Campbell remarks Halloween expands Pür’s sales by introducing customers who recognize the brand as a complexion specialist to its color cosmetics. “We know that switching skincare or foundation is a harder ask to get your customer to do. If you have something fun and colorful, it makes an easy trial for a customer to get acquainted with different products,” she says. “This year, Pür has launched lashes, bright eyeshadows, and new eyeliner colors. It’s those fun items that are low in price point that help customers see we have fantastic color offerings.”
Some makeup brands attract customers over Halloween not just with established products. They premiere special merchandise for the holiday. Shiro Cosmetics has taken to releasing Halloween collections to mark the eerie occasion, a tactic that’s paid off. “Halloween definitely plays a huge role in our business,” says founder Caitlin Johnstone. “People wear more makeup during cooler months to begin with, but Halloween is especially important because people will buy colors they wouldn’t normally to go with their costumes. I think our price point really helps us, too. It’s really reasonable to spend $5 to 10 on makeup for a one-time use like Halloween.”

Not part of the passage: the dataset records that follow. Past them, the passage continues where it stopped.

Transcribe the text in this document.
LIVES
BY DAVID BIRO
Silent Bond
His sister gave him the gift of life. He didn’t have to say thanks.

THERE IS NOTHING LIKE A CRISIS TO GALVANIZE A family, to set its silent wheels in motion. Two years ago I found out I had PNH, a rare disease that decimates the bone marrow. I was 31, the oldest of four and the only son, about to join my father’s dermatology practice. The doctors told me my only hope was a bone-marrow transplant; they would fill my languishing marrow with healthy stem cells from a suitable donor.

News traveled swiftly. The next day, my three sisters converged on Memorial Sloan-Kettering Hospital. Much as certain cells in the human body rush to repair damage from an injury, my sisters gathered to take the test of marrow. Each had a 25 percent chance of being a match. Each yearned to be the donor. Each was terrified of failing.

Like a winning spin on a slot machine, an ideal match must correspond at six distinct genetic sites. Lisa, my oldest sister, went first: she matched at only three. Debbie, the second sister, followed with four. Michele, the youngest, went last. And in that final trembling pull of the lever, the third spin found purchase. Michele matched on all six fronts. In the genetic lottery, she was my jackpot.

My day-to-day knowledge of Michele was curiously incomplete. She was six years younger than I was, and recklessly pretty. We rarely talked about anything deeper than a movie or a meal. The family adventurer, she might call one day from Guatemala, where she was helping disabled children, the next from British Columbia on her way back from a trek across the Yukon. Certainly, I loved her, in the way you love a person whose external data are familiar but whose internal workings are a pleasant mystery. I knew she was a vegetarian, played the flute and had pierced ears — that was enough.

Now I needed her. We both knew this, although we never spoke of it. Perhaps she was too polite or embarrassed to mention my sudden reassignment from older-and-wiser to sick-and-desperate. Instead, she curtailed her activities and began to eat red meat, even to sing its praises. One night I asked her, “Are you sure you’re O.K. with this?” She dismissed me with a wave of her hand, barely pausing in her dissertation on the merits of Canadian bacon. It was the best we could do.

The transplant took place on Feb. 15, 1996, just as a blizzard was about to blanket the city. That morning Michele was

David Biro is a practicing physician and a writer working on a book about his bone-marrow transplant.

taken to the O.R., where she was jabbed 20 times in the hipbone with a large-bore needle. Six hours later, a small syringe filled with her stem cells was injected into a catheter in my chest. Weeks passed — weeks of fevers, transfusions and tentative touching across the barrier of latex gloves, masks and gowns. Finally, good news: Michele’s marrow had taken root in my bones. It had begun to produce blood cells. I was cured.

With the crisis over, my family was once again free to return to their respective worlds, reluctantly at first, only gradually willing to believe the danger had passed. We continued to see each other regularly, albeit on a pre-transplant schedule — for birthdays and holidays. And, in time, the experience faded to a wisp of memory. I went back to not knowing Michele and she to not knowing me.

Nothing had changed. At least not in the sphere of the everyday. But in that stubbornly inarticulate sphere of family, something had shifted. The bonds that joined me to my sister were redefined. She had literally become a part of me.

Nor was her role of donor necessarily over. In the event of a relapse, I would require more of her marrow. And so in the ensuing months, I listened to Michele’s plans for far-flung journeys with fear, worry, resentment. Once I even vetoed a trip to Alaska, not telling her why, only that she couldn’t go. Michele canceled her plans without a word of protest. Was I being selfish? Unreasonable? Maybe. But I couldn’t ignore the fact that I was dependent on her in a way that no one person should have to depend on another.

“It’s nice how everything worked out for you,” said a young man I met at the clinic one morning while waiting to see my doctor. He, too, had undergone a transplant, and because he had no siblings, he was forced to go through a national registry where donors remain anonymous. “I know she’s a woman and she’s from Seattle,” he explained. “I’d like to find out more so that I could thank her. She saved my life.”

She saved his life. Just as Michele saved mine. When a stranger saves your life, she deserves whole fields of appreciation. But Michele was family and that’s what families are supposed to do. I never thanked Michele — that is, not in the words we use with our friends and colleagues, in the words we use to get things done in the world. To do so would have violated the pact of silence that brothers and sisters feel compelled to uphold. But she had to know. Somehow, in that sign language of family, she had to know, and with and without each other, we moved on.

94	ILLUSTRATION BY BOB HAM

The makeup brand LASplash is dropping a Classic Horror collection of matte liquid lipsticks on Friday, Oct. 13, and nail polish brand NCLA unveiled its first matte color around Halloween this year to decorate the talons of trick-or-treaters. In addition, NCLA brings back its sugar skull nail wrap print Calavera and skeleton nail wrap print Macabre over Halloween shoppers. “People want to have fun with their nails around Halloween and they know that they can count on us for these products,” says NCLA co-founder and CEO Elin Dannerstedt.
Shifting consumer shopping habits have been a boon to Halloween beauty. Ricky’s NYC has detected a strong move toward do-it-yourself costumes. The DIY’ers don’t buy pre-made costumes and, instead, meticulously select every aspect of their Halloween regalia from leggings to lashes. “We have marketed ourselves as a DIY destination, encouraging customers to mix and match, and buy different pieces,” says McConnell. “We have in-house makeup artists that are really experienced and are great at helping customers achieve the look they are going for.”
Pop culture has aided the Halloween beauty upswing. A year ago, Harley Quinn from the movie Suicide Squad was a social media queen. This year, Wonder Woman and Pennywise from It are ruling Halloween posts so far. Other relevant Halloween motifs are mermaids, unicorns and fairies. Glitter, squiggle brows, spiky bold lips, crystal gems and metallic shades are escalating in makeup for the holiday.
“With so many Instagram beauties and makeup artists trying out outrageous new looks, ideas and tutorials, I think the sharing of these Halloween makeup ideas will help drive sales,” says Nguyen. McConnell agrees, “It’s all about the ways in which you can be creative and achieve different looks for Halloween. If you are a makeup brand, it’s a huge opportunity.”
- Domestic spending this Halloween is projected to set a record. The spooky holiday provides a pre-Christmas opportunity for makeup brands to excite customers with their products, and they can cash with strategies such as social media posts and product releases that harness interest in Halloween beauty.
- Beauty influencers have pushed the spotlight on Halloween with elaborate makeup looks that expose makeup consumers to products they may have otherwise overlooked. Social media has opened the door for brands that didn’t traditionally shine on Halloween to get noticed.
- Pop culture and shifting shopping habits have contributed to the rise of Halloween beauty. Costumes are increasingly DIY, and people are carefully crafting every aspect of them, including the makeup. Popular movie characters such as Wonder Woman and Pennywise from It are showing up in substantial numbers in early Halloween beauty posts on social media.